The additional 2mL pre-filled pen option for Takhzyro is now approved for patients aged 12 years and above with recurrent attacks of HAE.
It will be available in a 300 mg solution for injection in a pre-filled pen, containing 300 mg of lanadelumab in 2mL of solution.
Takeda is expanding treatment options with a new subcutaneous formulation for HAE. This provides personalised care to patients, helping to reduce disease burden and improve quality of life.
In the European Union (EU), Takhzyro is authorised for the routine prevention of recurrent HAE attacks in adolescents.
It is already approved in 150 mg and 300 mg pre-filled syringes, and 300 mg vials for injection.
The latest approval was supported by results from a clinical trial.
Takeda HAE global medical lead Irmgard Andresen said: “HAE affects an estimated 1 in 50,000 people worldwide and is often under recognised, under diagnosed and under treated.
“We welcome the swift approval by the EMA on this additional subcutaneous administration option.
“HAE patients 12 years and older now have an additional individualised treatment option available to them.”
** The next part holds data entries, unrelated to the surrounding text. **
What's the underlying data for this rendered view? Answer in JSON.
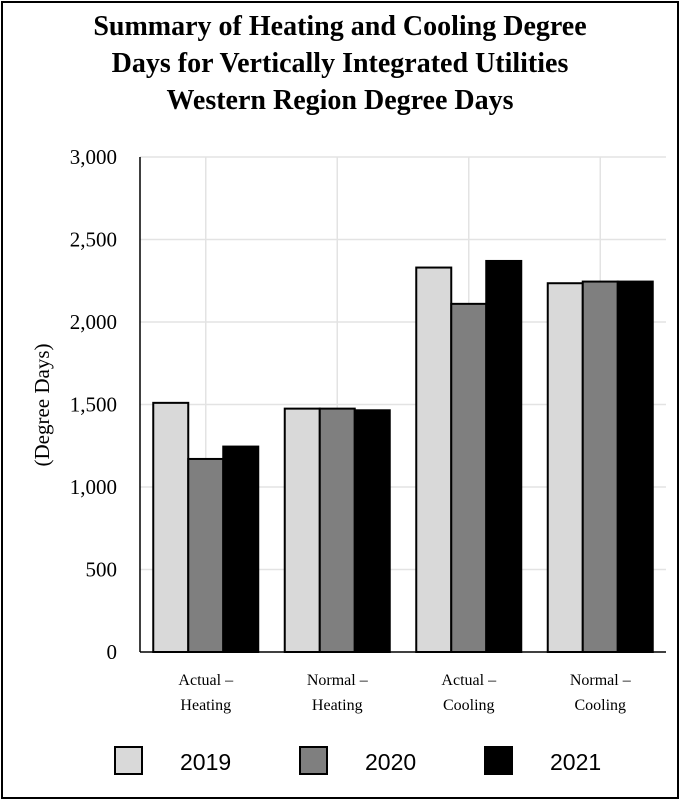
{
  "chart_data": {
    "type": "bar",
    "title_lines": [
      "Summary of Heating and Cooling Degree",
      "Days for Vertically Integrated Utilities",
      "Western Region Degree Days"
    ],
    "ylabel": "(Degree Days)",
    "xlabel": "",
    "ylim": [
      0,
      3000
    ],
    "yticks": [
      0,
      500,
      1000,
      1500,
      2000,
      2500,
      3000
    ],
    "ytick_labels": [
      "0",
      "500",
      "1,000",
      "1,500",
      "2,000",
      "2,500",
      "3,000"
    ],
    "categories": [
      [
        "Actual –",
        "Heating"
      ],
      [
        "Normal –",
        "Heating"
      ],
      [
        "Actual –",
        "Cooling"
      ],
      [
        "Normal –",
        "Cooling"
      ]
    ],
    "series": [
      {
        "name": "2019",
        "color": "#d9d9d9",
        "values": [
          1510,
          1475,
          2330,
          2235
        ]
      },
      {
        "name": "2020",
        "color": "#7f7f7f",
        "values": [
          1170,
          1475,
          2110,
          2245
        ]
      },
      {
        "name": "2021",
        "color": "#000000",
        "values": [
          1245,
          1465,
          2370,
          2245
        ]
      }
    ],
    "grid": true,
    "legend_position": "bottom"
  }
}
Lanadelumab is a fully human monoclonal antibody that targets plasma kallikrein. In HAE prevention studies, the drug showed a consistent reduction in attacks.
In late 2023, the European Commission approved a label expansion for lanadelumab to prevent recurrent attacks of HAE in patients aged two years and older.
This followed the February 2023 approval by the US Food and Drug Administration (FDA) for the same expanded use.
In Japan, it was approved in 2022 to treat patients aged 12 years and above.